Parents send their child to school to spend the day in the company of educators. This simple everyday act removes their children from the physical control of their parents. While parents do not relinquish their responsibility for their children when the children attend school, parents share some of that responsibility with teachers and administrators. Schools take on some of the responsibilities and exercise some of the prerogatives typically reserved for parents. Over the years, this relationship, referred to as in loco parentis, has been defined and reviewed by the courts, as described in this entry.

Conferring Rights

Sir William Blackstone, in 1769, captured this shared responsibility when he articulated the doctrine of in loco parentis, literally “in the place of the parent.” Blackstone asserted that part of parental authority is delegated to schoolmasters. Pursuant to this common-law doctrine, parents, in effect, delegate to schoolmasters the powers of “restraint and correction” that may be necessary to educate their children. Blackstone referred to the schoolmasters who were often the sole individuals responsible for the education of children. The modern analogy is that of schools and their staffs. Schools assume custody of students and, at the same time, the students are deprived of the protection of their parents. In effect, the schools act in place of the parent or instead of the parent-in loco parentis. This status is legal and not just descriptive. For example an appellate court in New York, in Garcia v. City of New York (1996), held that schools, once they take over physical custody and control of children, effectively take the place of their parents and guardians.

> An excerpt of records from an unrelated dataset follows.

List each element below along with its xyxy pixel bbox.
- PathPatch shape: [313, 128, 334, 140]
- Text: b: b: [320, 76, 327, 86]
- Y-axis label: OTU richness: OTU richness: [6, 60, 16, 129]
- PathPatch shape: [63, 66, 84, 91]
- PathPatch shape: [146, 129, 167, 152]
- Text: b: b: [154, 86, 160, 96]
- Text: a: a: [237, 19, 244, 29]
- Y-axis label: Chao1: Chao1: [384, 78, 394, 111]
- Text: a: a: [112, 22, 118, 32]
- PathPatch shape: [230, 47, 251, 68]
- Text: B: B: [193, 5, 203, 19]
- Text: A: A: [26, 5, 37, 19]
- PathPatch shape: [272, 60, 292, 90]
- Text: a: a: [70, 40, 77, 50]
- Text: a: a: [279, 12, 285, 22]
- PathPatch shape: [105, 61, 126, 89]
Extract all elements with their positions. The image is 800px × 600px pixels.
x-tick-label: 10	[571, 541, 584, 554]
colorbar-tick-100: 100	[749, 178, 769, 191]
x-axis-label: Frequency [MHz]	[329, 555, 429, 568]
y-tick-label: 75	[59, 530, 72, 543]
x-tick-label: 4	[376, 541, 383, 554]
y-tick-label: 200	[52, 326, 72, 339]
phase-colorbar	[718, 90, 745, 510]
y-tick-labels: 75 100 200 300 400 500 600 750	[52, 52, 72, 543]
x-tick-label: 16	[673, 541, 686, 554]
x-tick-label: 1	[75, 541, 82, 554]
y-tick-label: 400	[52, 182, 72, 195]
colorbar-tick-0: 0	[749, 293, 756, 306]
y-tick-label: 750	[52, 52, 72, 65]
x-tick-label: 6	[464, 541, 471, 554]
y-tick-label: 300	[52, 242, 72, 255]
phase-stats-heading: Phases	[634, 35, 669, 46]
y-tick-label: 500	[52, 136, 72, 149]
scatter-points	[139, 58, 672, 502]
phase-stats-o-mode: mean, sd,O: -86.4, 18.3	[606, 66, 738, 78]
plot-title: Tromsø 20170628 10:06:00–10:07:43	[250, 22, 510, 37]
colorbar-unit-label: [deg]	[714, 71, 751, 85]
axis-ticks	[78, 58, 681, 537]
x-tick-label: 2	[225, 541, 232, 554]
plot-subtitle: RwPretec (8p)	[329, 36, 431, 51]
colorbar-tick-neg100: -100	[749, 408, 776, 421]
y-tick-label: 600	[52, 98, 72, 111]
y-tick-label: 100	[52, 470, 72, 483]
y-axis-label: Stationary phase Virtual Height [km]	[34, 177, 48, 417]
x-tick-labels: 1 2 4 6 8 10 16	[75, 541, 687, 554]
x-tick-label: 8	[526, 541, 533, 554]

In loco parentis has moved from being primarily a right of restraint and coercion used to discipline students to being a duty of school officials to protect those same students. School personnel have authority over students by virtue of in loco parentis and a concomitant duty to protect those students.

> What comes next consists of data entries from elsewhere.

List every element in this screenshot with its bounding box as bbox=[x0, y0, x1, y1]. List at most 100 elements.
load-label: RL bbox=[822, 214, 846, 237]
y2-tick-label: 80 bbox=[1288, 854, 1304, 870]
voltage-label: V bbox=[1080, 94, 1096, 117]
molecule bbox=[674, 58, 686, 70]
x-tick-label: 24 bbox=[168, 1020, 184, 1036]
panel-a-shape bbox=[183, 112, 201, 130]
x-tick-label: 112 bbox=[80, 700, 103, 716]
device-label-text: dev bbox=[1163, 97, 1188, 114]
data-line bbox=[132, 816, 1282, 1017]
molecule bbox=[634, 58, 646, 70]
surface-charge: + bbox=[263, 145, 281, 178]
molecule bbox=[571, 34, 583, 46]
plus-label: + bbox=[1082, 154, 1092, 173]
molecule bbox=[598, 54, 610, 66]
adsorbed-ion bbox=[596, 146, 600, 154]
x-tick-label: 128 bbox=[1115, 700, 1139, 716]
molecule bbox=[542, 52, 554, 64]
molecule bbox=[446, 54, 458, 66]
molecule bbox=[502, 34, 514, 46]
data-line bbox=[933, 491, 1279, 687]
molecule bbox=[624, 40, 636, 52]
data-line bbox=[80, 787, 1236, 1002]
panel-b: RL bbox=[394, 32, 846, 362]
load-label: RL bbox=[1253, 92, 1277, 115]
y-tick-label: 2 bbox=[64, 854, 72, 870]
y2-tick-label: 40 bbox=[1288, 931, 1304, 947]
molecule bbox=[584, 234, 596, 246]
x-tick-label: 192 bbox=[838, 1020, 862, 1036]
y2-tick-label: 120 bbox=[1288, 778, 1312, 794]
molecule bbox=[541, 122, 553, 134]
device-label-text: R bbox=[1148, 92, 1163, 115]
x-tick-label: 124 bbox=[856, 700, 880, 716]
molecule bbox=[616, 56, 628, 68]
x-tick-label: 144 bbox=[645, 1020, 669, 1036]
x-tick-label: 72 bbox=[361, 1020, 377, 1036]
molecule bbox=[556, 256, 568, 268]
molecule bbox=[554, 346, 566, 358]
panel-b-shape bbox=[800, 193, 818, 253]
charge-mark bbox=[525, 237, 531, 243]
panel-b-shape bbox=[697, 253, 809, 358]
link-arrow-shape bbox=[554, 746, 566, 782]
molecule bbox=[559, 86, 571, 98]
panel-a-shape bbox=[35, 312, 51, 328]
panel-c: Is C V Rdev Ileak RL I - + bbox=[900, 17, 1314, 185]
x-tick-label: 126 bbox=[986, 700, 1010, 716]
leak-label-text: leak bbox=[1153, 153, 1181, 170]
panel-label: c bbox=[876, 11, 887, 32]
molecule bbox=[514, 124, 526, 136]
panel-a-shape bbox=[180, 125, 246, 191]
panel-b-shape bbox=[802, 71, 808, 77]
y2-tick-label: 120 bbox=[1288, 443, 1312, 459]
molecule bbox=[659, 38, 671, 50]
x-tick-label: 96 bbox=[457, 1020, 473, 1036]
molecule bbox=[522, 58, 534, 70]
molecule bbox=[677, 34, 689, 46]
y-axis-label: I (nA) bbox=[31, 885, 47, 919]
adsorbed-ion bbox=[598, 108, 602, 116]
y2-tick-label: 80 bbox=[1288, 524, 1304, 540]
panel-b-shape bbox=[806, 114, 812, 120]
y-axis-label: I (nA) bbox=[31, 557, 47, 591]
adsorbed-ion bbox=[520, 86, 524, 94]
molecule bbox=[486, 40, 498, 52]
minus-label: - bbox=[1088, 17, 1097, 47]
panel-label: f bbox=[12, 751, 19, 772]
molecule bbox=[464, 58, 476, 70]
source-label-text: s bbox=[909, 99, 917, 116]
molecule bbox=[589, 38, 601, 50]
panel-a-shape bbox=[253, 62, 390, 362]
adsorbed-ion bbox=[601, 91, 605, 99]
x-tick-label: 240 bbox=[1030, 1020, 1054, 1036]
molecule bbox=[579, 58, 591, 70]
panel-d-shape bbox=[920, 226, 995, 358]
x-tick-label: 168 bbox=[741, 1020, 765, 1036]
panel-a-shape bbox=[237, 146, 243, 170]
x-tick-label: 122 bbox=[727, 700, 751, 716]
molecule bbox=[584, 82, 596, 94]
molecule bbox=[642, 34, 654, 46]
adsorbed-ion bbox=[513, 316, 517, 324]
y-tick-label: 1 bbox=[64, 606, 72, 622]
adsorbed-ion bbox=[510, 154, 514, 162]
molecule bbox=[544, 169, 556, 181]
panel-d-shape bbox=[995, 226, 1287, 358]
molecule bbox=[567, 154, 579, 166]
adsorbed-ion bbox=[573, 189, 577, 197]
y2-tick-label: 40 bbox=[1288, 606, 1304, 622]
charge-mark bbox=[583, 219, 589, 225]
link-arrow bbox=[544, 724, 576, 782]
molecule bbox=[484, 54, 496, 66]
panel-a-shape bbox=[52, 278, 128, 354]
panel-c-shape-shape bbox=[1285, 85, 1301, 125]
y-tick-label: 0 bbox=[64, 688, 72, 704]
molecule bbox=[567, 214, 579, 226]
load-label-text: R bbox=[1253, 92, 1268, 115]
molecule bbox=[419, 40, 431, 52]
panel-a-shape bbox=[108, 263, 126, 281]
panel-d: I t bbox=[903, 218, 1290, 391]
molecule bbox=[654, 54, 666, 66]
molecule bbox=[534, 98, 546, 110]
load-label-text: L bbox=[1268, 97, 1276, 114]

The right of educators to exercise the same degree of control over a student that a parent is privileged to exercise is found in many state laws. For example, California state law (§ 48907) holds that teachers, vice principals, principals, or other certificated employees of school boards are privileged to exercise the same degree of physical control over children that their parent may legally use and are immunized from criminal prosecution or criminal penalties when in the performance of those duties. An appellate court in California, in In re Donaldson (1969), upheld the statute maintaining that school officials stand in loco parentis, allowing the use of moderate force in disciplining students just as parents have the right to use force to gain obedience from their children. Other states, such as Georgia (§ 20–215) and West Virginia (§ 18A-5-1), also have codified in loco parentis, wherein educators have the right to discipline students to the same degree that parents may legally discipline their children.

Defining Duties

A second element of in loco parentis defines a duty that educators owe to their students. Under tort principles of negligence, educators owe students a duty to anticipate foreseeable dangers and to take reasonable steps to protect those students from that danger. To this end, educators owe the same degree of care and supervision to their students that reasonable and prudent parents would employ in the same circumstances for their children.